Ce préambule, reproduit par Rollin dans son Traité des études, avait été la loi des universités aux XVIIe et XVIIIe siècles et jusqu’à la révolution, sauf Helvétius, qui voulait déjà remplacer l’enseignement religieux dans les écoles par une espèce de catéchisme moral, toute la pédagogie française en avait, pour ainsi dire, accepté l’héritage et continué la tradition. Rollin, quelque ami qu’il fût de l’histoire et des lettres latines, n’estimait pas que les maximes et les exemples tirés des meilleurs écrits d’un Sénèque ou d’un Marc Aurèle fussent suffisans pour développer dans de jeunes âmes le goût de la vertu. Il croyait trop, en vrai janséniste qu’il était, à la perversité de la nature humaine pour se fier à l’influence moralisatrice, des lettres. Il jugeait un peu les anciens à la façon du père Quesnel ; il tenait que « la connaissance de Dieu dans les philosophes païens ne produit qu’orgueil et vanité et qu’en dehors de la grâce de Jésus-Christ, il n’y a qu’impureté et qu’indignité[1], » et il ne se contentait pas « d’une probité romaine. » Bref, il voulait un enseignement religieux très fortement organisé, auquel tous les professeurs devaient concourir, indépendamment de l’aumônier, en faisant expliquer à leurs élèves les maximes tirées de l’Écriture sainte. « L’université, disait-il, consent que l’on tire des auteurs païens la délicatesse des expressions et des pensées ; ce sont de précieux vases, qu’on a le droit d’enlever aux Égyptiens ; mais elle craindrait que, dans ces coupes empoisonnées, on ne présentât aux jeunes gens le vin de l’erreur, si parmi tant de voix profanes dont retentissent continuellement les écoles, celle de Jésus-Christ, l’unique maître des hommes, ne s’y faisait entendre.
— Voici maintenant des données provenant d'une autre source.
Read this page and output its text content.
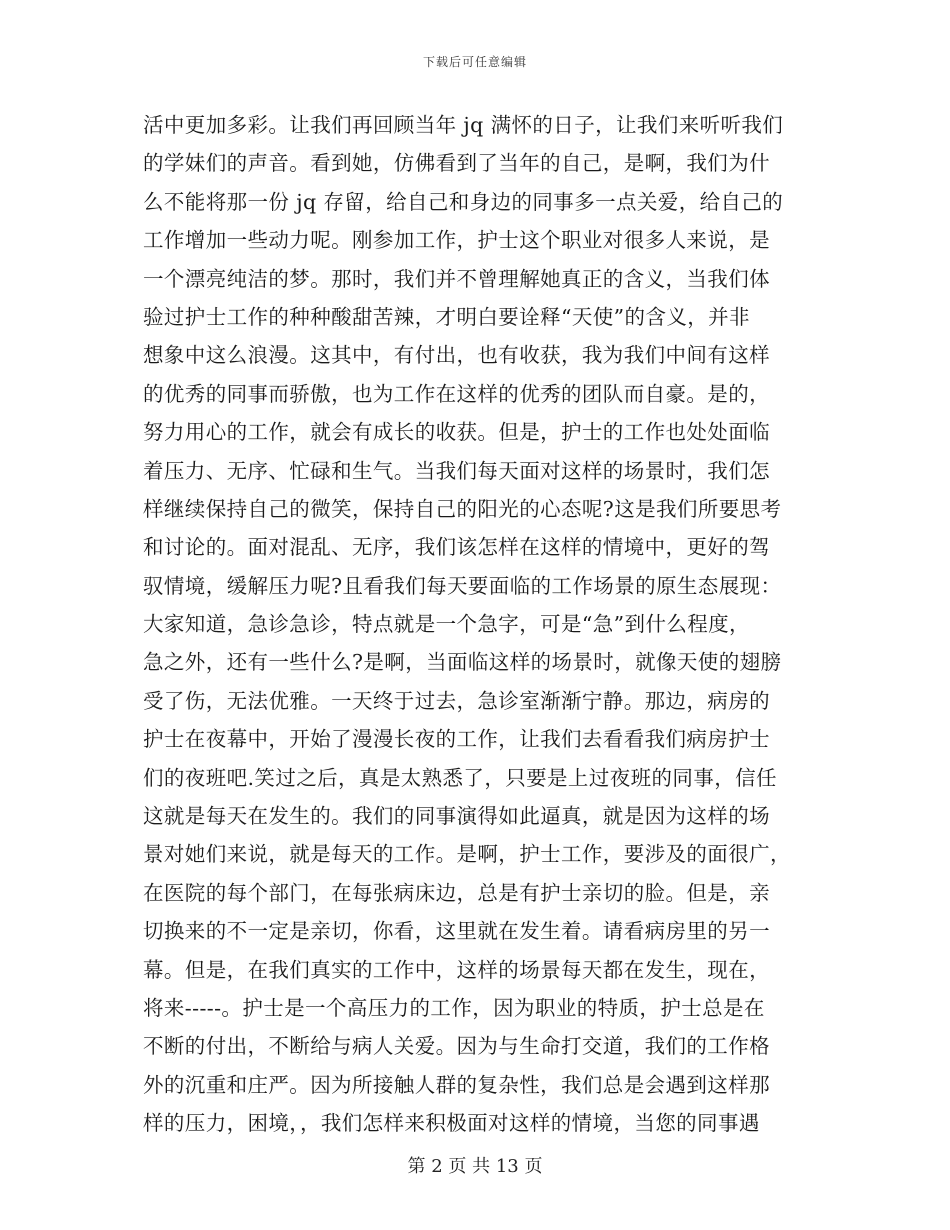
下载后可任意编辑
活中更加多彩。让我们再回顾当年 jq 满怀的日子，让我们来听听我们
的学妹们的声音。看到她，仿佛看到了当年的自己，是啊，我们为什
么不能将那一份 jq 存留，给自己和身边的同事多一点关爱，给自己的
工作增加一些动力呢。刚参加工作，护士这个职业对很多人来说，是
一个漂亮纯洁的梦。那时，我们并不曾理解她真正的含义，当我们体
验过护士工作的种种酸甜苦辣，才明白要诠释“天使”的含义，并非
想象中这么浪漫。这其中，有付出，也有收获，我为我们中间有这样
的优秀的同事而骄傲，也为工作在这样的优秀的团队而自豪。是的，
努力用心的工作，就会有成长的收获。但是，护士的工作也处处面临
着压力、无序、忙碌和生气。当我们每天面对这样的场景时，我们怎
样继续保持自己的微笑，保持自己的阳光的心态呢?这是我们所要思考
和讨论的。面对混乱、无序，我们该怎样在这样的情境中，更好的驾
驭情境，缓解压力呢?且看我们每天要面临的工作场景的原生态展现：
大家知道，急诊急诊，特点就是一个急字，可是“急”到什么程度，
急之外，还有一些什么?是啊，当面临这样的场景时，就像天使的翅膀
受了伤，无法优雅。一天终于过去，急诊室渐渐宁静。那边，病房的
护士在夜幕中，开始了漫漫长夜的工作，让我们去看看我们病房护士
们的夜班吧.笑过之后，真是太熟悉了，只要是上过夜班的同事，信任
这就是每天在发生的。我们的同事演得如此逼真，就是因为这样的场
景对她们来说，就是每天的工作。是啊，护士工作，要涉及的面很广，
在医院的每个部门，在每张病床边，总是有护士亲切的脸。但是，亲
切换来的不一定是亲切，你看，这里就在发生着。请看病房里的另一
幕。但是，在我们真实的工作中，这样的场景每天都在发生，现在，
将来-----。护士是一个高压力的工作，因为职业的特质，护士总是在
不断的付出，不断给与病人关爱。因为与生命打交道，我们的工作格
外的沉重和庄严。因为所接触人群的复杂性，我们总是会遇到这样那
样的压力，困境，，我们怎样来积极面对这样的情境，当您的同事遇
第 2 页 共 13 页
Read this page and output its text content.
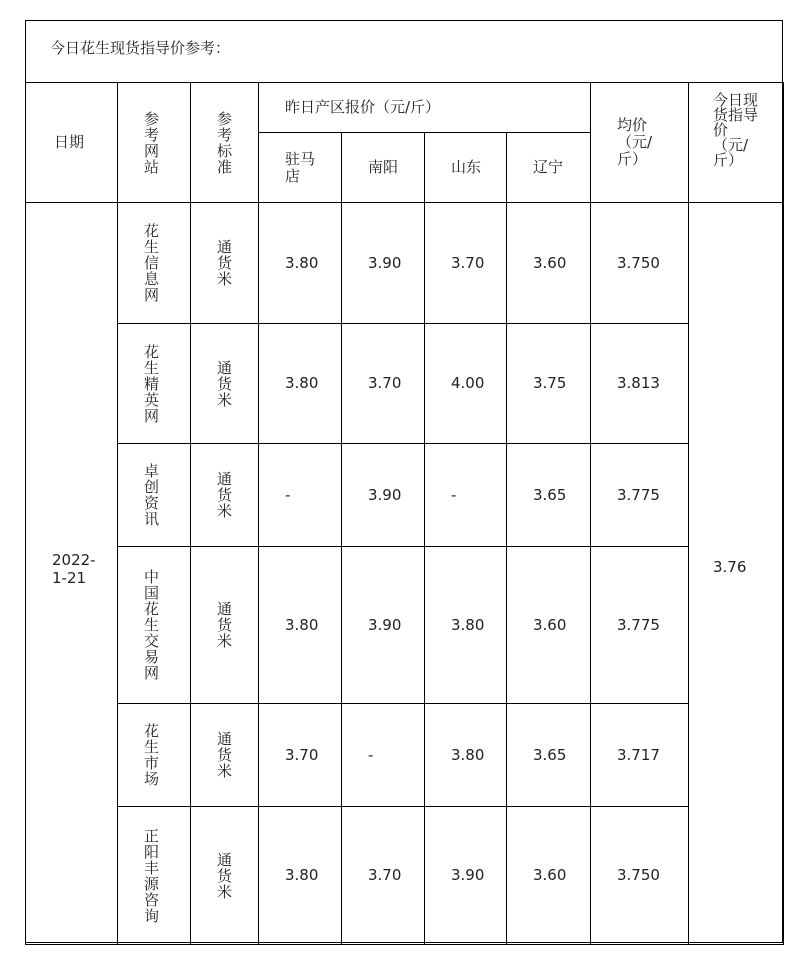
今日花生现货指导价参考：
日期	参考网站	参考标准	昨日产区报价（元/斤）				均价（元/斤）	今日现货指导价（元/斤）

			驻马店	南阳	山东	辽宁		

2022-1-21	花生信息网	通货米	3.80	3.90	3.70	3.60	3.750	3.76

	花生精英网	通货米	3.80	3.70	4.00	3.75	3.813	

	卓创资讯	通货米	-	3.90	-	3.65	3.775	

	中国花生交易网	通货米	3.80	3.90	3.80	3.60	3.775	

	花生市场	通货米	3.70	-	3.80	3.65	3.717	

	正阳丰源咨询	通货米	3.80	3.70	3.90	3.60	3.750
Elle regarde la lecture de l’Écriture sainte comme un préservatif salutaire et comme un remède efficace pour prévenir et fortifier les jeunes gens au sortir des études contre les fausses maximes d’un siècle corrompu et contre la contagion des mauvais exemples. »

De Rollin à Rousseau, l’écart est grand ; rien ne ressemble moins que l’Émile à la sombre et chagrine morale de Port-Royal. Rousseau

  1. Réflexions morales du père Quesnel.